Thursday, February 19, 2015

Intensely Alive

I sort of wish that I could just copy and paste the whole article here, but that feels a bit like cheating. Still, I'm going to post this chunk (rather nearly half, I say), because it is so eloquent and so plainly hits on the way I wish I could feel every day. It's only a shame that it takes facing down death to apparently make people live the way we should be living regardless.

From the article:
"And yet, one line from Hume’s essay strikes me as especially true: “It is difficult,” he wrote, “to be more detached from life than I am at present.”

Over the last few days, I have been able to see my life as from a great altitude, as a sort of landscape, and with a deepening sense of the connection of all its parts. This does not mean I am finished with life.

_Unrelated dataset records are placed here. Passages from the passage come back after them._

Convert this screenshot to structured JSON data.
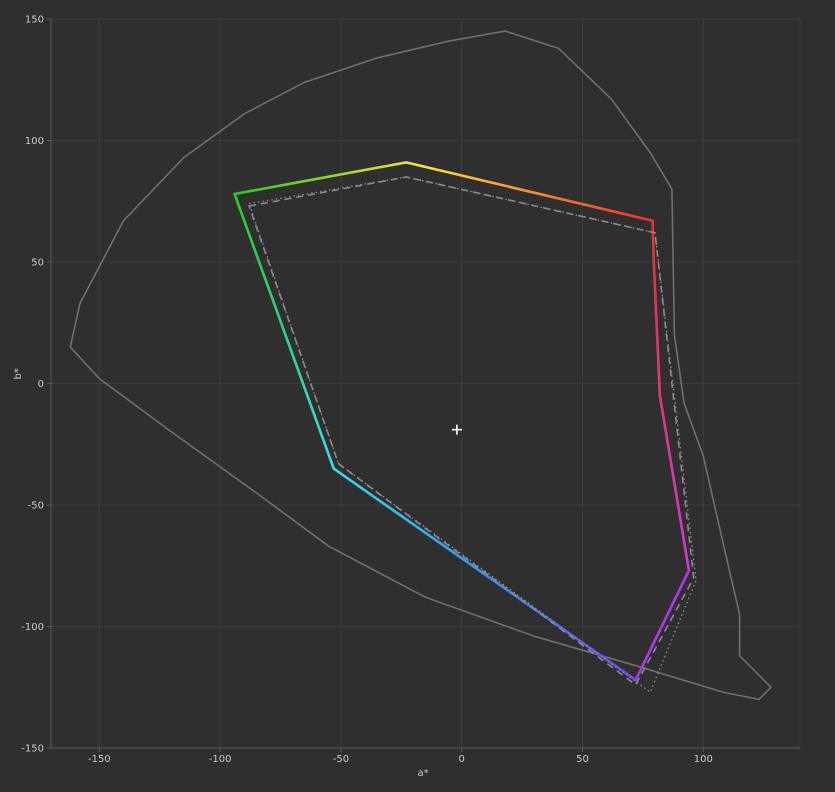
{
  "chart_data": {
    "type": "line",
    "title": "",
    "xlabel": "a*",
    "ylabel": "b*",
    "xlim": [
      -170,
      140
    ],
    "ylim": [
      -150,
      150
    ],
    "x_ticks": [
      -150,
      -100,
      -50,
      0,
      50,
      100
    ],
    "y_ticks": [
      150,
      100,
      50,
      0,
      -50,
      -100,
      -150
    ],
    "grid": true,
    "legend": "none",
    "colors": {
      "background": "#2f2f2f",
      "grid": "#3d3d3d",
      "axis": "#5a5a5a",
      "spectral_locus": "#6f6f6f",
      "reference": "#8a8a8a",
      "white_point": "#ffffff"
    },
    "series": [
      {
        "style": "spectral-locus",
        "x": [
          18,
          -5,
          -35,
          -65,
          -90,
          -115,
          -140,
          -158,
          -162,
          -150,
          -120,
          -85,
          -55,
          -15,
          30,
          75,
          108,
          123,
          128,
          115,
          115,
          108,
          100,
          92,
          88,
          87,
          78,
          62,
          40,
          18
        ],
        "y": [
          145,
          141,
          134,
          124,
          111,
          93,
          67,
          33,
          15,
          2,
          -20,
          -45,
          -67,
          -88,
          -104,
          -117,
          -127,
          -130,
          -125,
          -112,
          -95,
          -65,
          -30,
          -8,
          20,
          80,
          95,
          117,
          138,
          145
        ]
      },
      {
        "style": "measured-gamut",
        "x": [
          -94,
          -23,
          79,
          79.5,
          82,
          94,
          72,
          -53,
          -94
        ],
        "y": [
          78,
          91,
          67,
          50,
          -5,
          -77,
          -122,
          -35,
          78
        ],
        "vertex_colors": [
          "#22cc22",
          "#ffe238",
          "#e8312a",
          "#e8312a",
          "#e63572",
          "#d735d7",
          "#7a3cff",
          "#35dcea",
          "#22cc22"
        ]
      },
      {
        "style": "reference-gamut-dashed",
        "x": [
          -88,
          -23,
          80,
          96,
          72,
          -51,
          -88
        ],
        "y": [
          73,
          85,
          62,
          -80,
          -124,
          -33,
          73
        ]
      },
      {
        "style": "reference-gamut-dotted",
        "x": [
          -88,
          -23,
          80,
          97,
          78,
          -51,
          -88
        ],
        "y": [
          74,
          85,
          62,
          -81,
          -127,
          -33,
          74
        ]
      }
    ],
    "white_point": [
      -2,
      -19
    ]
  }
}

On the contrary, I feel intensely alive, and I want and hope in the time that remains to deepen my friendships, to say farewell to those I love, to write more, to travel if I have the strength, to achieve new levels of understanding and insight.This will involve audacity, clarity and plain speaking; trying to straighten my accounts with the world. But there will be time, too, for some fun (and even some silliness, as well).
I feel a sudden clear focus and perspective. There is no time for anything inessential. I must focus on myself, my work and my friends. I shall no longer look at “NewsHour” every night. I shall no longer pay any attention to politics or arguments about global warming.
This is not indifference but detachment — I still care deeply about the Middle East, about global warming, about growing inequality, but these are no longer my business; they belong to the future. I rejoice when I meet gifted young people — even the one who biopsied and diagnosed my metastases. I feel the future is in good hands.

I have been increasingly conscious, for the last 10 years or so, of deaths among my contemporaries. My generation is on the way out, and each death I have felt as an abruption, a tearing away of part of myself. There will be no one like us when we are gone, but then there is no one like anyone else, ever. When people die, they cannot be replaced. They leave holes that cannot be filled, for it is the fate — the genetic and neural fate — of every human being to be a unique individual, to find his own path, to live his own life, to die his own death.
I cannot pretend I am without fear. But my predominant feeling is one of gratitude. I have loved and been loved; I have been given much and I have given something in return; I have read and traveled and thought and written. I have had an intercourse with the world, the special intercourse of writers and readers.
Above all, I have been a sentient being, a thinking animal, on this beautiful planet, and that in itself has been an enormous privilege and adventure."
Read the rest here:
Oliver Sack's on Learning He Has Terminal Cancer

As I approach 40, I find myself thinking and talking about death a lot. And, I've also noticed that it makes people uncomfortable when I do. Those who are older than me, especially. My parents and friends who are already in their 40's and 50's. I get a lot of comments to the effect of "you can't be old, since I'm not old." Which -while I understand what they are getting at- I think is sort of dismissive or disingenuous. Like they are willfully misunderstanding my thoughts. I'm not implying that I'm knocking at deaths door. But, instead, I'm using this particular signpost in my life to evaluate where I'm at and give more focus to where I want to go.

I guess, personally, I don't see the disadvantage of acknowledging that I am about halfway through my life; if that acknowledgment helps me live the second half even better.